Still, Kavros DeGraw said she will continue to work to improve the lives of residents who may not be the beneficiaries of an improving economy..

“The economy isn’t working for everybody and we need to be laser focused on ensuring the working families and the middle class are able to make it because those are the folks that are struggling in the towns I represent.”

After seeing a recent report on the news, Kavros DeGraw said she is also looking into how modern technology can be used to track people and potential legislation in that space.

“I asked an aide to put in a legislative research request to see if it’s legal to track people in Connecticut without their knowledge,” Kavros DeGraw said. “With my work on domestic violence, that’s a concern.

“We were visiting my daughter recently in Italy, and she received a notice of an unknown device nearby.. We didn’t know what it was, until I just found out on the news [recently]. Someone was trying to track her overseas. … It’s about human trafficking, too.”

Other issues on Kavros DeGraw’s list are expanded tax credits for veterans and parents, as well as children’s mental health and people having access to services they need.

Kavros DeGraw said she believes her constituents have seen the work she has put in during her first term in office as well as her accessibility.

“People appreciate how hard I’ve worked and that I’ve raised the level of communications with our constituents significantly,” she said. “I’ve heard people say they’ve never felt so informed in this district and at the state level. … I represent the 17th District and my job is to be their voice at the Capitol and I would say I’ve done that.

Kavros DeGraw says she believes communications with, and listening to, her constituents - whether it’s a meeting over Zoom, coffee in person or over the phone - make for a better community.

“If I can provide information in a way that’s accessible to people, then that is better for all of us,” she said. “Sometimes someone will see something in an update and say, ‘I don’t quite understand this, can you explain it?’ I love having that opportunity of having that dialog. If we are all better educated as citizens, then our society runs much better.”

That openness is something that she has promised since the moment she ran for office.

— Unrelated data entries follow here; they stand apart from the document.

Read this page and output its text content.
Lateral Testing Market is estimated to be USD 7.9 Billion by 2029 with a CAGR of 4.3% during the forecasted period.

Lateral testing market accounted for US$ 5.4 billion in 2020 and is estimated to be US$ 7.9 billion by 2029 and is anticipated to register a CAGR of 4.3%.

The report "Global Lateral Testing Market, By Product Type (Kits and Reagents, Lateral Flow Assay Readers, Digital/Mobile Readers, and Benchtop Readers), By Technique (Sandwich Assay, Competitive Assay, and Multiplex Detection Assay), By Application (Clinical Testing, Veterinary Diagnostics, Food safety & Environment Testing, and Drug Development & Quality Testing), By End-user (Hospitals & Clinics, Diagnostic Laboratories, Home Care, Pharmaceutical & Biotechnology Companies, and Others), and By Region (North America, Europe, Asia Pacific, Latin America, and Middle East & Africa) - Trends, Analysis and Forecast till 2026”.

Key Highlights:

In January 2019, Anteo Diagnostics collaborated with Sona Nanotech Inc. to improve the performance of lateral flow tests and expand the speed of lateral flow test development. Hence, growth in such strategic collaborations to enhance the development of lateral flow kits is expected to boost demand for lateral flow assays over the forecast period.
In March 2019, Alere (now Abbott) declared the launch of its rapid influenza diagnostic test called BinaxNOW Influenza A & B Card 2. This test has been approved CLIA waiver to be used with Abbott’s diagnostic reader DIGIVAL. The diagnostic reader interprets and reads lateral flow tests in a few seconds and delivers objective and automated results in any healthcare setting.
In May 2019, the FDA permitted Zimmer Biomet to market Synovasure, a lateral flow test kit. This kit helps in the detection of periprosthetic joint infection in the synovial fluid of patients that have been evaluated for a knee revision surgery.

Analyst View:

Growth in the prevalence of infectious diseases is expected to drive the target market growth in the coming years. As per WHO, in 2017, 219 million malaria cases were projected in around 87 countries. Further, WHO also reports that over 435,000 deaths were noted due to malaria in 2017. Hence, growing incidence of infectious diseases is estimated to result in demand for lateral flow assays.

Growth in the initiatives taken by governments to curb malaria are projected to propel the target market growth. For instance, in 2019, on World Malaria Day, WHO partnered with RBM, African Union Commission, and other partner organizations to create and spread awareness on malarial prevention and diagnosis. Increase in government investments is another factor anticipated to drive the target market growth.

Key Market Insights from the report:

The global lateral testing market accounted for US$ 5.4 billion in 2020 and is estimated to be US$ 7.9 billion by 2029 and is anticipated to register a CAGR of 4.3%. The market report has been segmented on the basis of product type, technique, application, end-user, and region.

“The person I was before I got elected is the same person I am now,” she said. “Accessibility, honesty, and integrity mean something to me and I’m there to serve people.”


Tammy Exum

Exum, whose district includes a portion of West Hartford, Farmington and Avon, is also running for her second full term - she was elected in a special election in April 2019 to fill the remainder of Derek Slap, who was elected to the state Senate.

Exum was then elected to a full term in November of 2020.

“It has truly been a pleasure to serve during this unprecedented time,” Exum wrote in an announcement on Medium. “Although I’m not certain what is on the horizon, and although I am relatively new to this role, it has only reinforced my belief that those who represent us need to do so with integrity, compassion, morality, and humility. There are many things that I need to learn, but it is my hope that I’ve demonstrated these values, especially at a time such as this.”

Exum noted the pandemic, civil strife as a result of the murder of George Floyd by a Minneapolis police officer and the push by Republicans to make voting more restrictive as reasons for why she is running again.

She also noted the attempted coup on Jan. 6, 2021, by supporters of former President Donald Trump as a motivating factor for her desire to return to the state House.

“[J]ust hours after being sworn in for my first full term as a legislator, I watched in disbelief the events that took place at our nation’s Capitol [on Jan. 6, 2021],” she wrote. “It was hard to take in the scene and to make sense of what we were collectively witnessing. It also made plain that it matters, really matters, who represents us and who we want to be, as a community, a town or city, a state, and a nation.”